An Integrated Approach for Early In Vitro Seizure Prediction Utilising hiPSC Neurons and Human Ion Channel Assays

Early In Vitro Seizure Prediction

ApconiX are delighted with our recent publication in Toxicological Sciences where we presented our new data on our integrated approach to detecting seizure.  After 3 years of research, we launched the seizure liability assays earlier this year.

The combination of an ion channel panel linked to microelectrode array (MEA) offers a new paradigm in drug testing for seizure and was cited in a recent FDA/CDER paper (Avila et al., 2023), where the authors provide a perspective on the opportunities and challenges of using NAMs in drug development.

An Integrated Approach for Early In Vitro Prediction Utilising hiPSC Neurons and Human Ion Channel Assays

Professor Ruth Roberts commented, “What’s really interesting about the approach is that it is not necessarily a reduction, refinement or a replacement of an in vivo test but aims to change the landscape of seizure detection.”

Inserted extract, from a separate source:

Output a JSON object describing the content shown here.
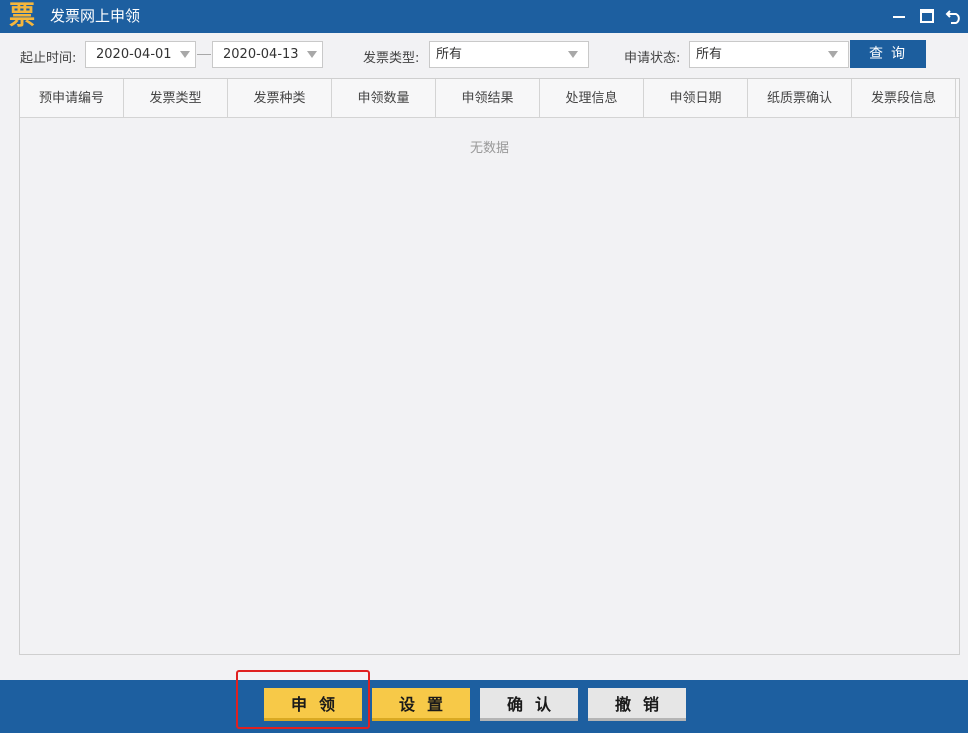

Dr Kimberly Rockley added, “Since launching these assays we have helped many clients with seizure prediction and also helped to address problems in their drug projects caused by seizures seen both clinically and in preclinical species. Obviously, it would be far better to predict rather than resolve, so we are busy sharing this work with the drug discovery and development community.”

These studies highlight the potential utility of an integrated in vitro approach for early seizure prediction to provide mechanistic information and to support optimal drug design in early development, saving time and resources.

The Paper

Rockley K, Roberts R, Jennings H, Jones K, Davis M, Levesque P, Morton M. An integrated approach for early in vitro seizure prediction utilising hiPSC neurons and human ion channel assays. Toxicol Sci. 2023 Aug 26 https://doi.org/10.1093/toxsci/kfad087

Abstract

Seizure liability remains a significant cause of attrition throughout drug development. Advances in stem cell biology coupled with an increased understanding of the role of ion channels in seizure offer an opportunity for a new paradigm in screening. We assessed the activity of 15 pro-seizurogenic compounds (7 CNS active therapies, 4 GABA receptor antagonists and 4 other reported seizurogenic compounds) using automated electrophysiology against a panel of 14 ion channels (Nav1.1, Nav1.2, Nav1.6, Kv7.2/7.3, Kv7.3/7.5, Kv1.1, Kv4.2, KCa4.1, Kv2.1, Kv3.1, KCa1.1, GABA α1β2γ2, nicotinic α4β2, NMDA 1/2A). These were selected based on linkage to seizure in genetic/pharmacological studies. Fourteen compounds demonstrated at least one “hit” against the seizure panel and 11 compounds inhibited two or more ion channels. Next, we assessed the impact of the 15 compounds on electrical signalling using human induced pluripotent stem cell (hiPSC) neurons in microelectrode array (MEA). The CNS active therapies (amoxapine, bupropion, chlorpromazine, clozapine, diphenhydramine, paroxetine, quetiapine) all caused characteristic changes to electrical activity in key parameters indicative of seizure such as network burst frequency and duration. The GABA antagonist picrotoxin increased all parameters, but the antibiotics amoxicillin and enoxacin only showed minimal changes. Acetaminophen, included as a negative control, caused no changes in any of the parameters assessed. Overall, pro-seizurogenic compounds showed a distinct fingerprint in the ion channel/MEA panel. These studies highlight the potential utility of an integrated in vitro approach for early seizure prediction to provide mechanistic information and to support optimal drug design in early development, saving time and resources.